Chinese solar companies, including GCL Technology, are in talks to establish a 50 billion yuan ($7 billion) restructuring fund aimed at buying and shutting down over one million tonnes of polysilicon production capacity.
The move seeks to address a severe supply glut and support President Xi Jinping’s push to end destructive price wars and industrial overcapacity.
China’s total polysilicon production capacity stood at 3.23 million tonnes at the end of 2024, around twice the country’s projected demand for 2025, according to the China Photovoltaic Industry Association. The oversupply has caused significant industry distress, with more than 40 solar companies delisting or going bankrupt since last year.
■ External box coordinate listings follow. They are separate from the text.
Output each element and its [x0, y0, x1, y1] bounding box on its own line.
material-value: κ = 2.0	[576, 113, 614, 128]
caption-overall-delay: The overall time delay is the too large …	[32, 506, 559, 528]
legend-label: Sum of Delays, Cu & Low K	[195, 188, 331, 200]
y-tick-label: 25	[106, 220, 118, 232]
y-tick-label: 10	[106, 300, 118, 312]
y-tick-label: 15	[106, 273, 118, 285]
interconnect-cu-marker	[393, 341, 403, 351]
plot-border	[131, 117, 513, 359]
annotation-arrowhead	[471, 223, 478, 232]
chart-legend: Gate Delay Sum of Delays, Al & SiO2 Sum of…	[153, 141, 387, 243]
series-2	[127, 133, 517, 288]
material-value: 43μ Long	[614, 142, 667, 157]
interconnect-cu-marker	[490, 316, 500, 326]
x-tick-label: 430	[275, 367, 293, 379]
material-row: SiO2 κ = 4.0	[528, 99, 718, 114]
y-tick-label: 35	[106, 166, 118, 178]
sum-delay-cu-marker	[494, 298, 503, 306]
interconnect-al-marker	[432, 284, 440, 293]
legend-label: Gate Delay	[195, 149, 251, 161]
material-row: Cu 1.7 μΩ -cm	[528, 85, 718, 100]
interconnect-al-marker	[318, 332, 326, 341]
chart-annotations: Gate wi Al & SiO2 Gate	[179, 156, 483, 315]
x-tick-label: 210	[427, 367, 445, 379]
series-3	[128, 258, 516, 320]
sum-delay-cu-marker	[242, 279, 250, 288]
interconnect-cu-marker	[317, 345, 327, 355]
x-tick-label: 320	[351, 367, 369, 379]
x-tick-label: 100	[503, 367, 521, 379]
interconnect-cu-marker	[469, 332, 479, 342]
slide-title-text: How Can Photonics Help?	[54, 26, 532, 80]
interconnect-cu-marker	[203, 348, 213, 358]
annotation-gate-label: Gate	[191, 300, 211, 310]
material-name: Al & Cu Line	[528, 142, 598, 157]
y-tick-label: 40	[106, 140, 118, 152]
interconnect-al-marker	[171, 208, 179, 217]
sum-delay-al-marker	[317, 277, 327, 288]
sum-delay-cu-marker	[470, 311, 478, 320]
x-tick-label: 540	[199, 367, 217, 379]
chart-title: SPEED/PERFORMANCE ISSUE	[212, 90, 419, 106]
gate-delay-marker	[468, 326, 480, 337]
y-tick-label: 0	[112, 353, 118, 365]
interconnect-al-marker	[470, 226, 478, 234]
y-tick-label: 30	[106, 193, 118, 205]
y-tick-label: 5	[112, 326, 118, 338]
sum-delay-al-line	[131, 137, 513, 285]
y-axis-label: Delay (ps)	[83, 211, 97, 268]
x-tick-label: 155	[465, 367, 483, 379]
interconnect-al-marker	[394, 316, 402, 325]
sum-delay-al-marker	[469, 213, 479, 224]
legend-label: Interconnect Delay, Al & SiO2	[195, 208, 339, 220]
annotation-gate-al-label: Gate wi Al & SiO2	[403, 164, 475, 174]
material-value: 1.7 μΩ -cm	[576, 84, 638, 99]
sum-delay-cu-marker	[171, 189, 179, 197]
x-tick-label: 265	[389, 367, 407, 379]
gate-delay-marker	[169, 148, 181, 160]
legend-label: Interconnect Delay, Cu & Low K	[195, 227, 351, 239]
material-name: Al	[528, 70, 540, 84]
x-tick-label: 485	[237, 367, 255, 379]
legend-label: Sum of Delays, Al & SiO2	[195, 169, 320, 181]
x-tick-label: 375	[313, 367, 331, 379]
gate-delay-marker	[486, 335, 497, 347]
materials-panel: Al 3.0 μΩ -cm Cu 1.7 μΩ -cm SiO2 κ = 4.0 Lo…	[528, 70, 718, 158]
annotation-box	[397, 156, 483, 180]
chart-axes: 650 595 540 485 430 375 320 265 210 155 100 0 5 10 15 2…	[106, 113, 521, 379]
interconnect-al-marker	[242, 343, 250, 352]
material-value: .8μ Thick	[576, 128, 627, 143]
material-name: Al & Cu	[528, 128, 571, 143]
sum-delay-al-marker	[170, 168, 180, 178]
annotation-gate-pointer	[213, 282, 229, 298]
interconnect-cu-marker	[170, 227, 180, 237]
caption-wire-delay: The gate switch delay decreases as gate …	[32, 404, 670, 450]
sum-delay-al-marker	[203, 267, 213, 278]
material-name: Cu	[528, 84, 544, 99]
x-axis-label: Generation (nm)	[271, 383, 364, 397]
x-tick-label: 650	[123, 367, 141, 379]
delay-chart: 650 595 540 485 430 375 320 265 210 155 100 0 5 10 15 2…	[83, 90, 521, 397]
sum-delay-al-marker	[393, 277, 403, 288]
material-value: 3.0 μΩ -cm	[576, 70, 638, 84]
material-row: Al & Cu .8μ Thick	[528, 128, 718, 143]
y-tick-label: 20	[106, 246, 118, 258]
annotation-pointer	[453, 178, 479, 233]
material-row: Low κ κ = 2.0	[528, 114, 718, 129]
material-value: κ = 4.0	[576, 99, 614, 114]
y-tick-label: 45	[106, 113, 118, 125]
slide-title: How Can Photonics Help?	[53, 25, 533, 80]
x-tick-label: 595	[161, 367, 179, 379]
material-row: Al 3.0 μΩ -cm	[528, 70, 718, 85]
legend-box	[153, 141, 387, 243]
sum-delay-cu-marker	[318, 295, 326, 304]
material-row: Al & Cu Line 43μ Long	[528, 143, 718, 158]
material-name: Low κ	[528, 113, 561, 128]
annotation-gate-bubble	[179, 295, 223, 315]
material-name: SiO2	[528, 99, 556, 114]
Even major producers such as Tongwei have been hit, cutting around 87,000 jobs, which is roughly a third of their workforce.
If implemented effectively, the proposed fund could serve as a market-oriented tool to remove excess capacity, potentially easing trade tensions with the US and Europe. It could also become a model for other sectors struggling with overcapacity, such as the automotive industry.
However, the plan faces major obstacles. Local governments may resist winding down investments in a sector that was previously considered strategically important. In addition, collaboration from banks and state-backed enterprises, many of which are wary of an industry plagued by heavy losses, will be critical.
In 2012, a global glut and US anti-dumping duties triggered widespread bankruptcies, a fate industry leaders are now seeking to avoid through coordinated capacity cuts.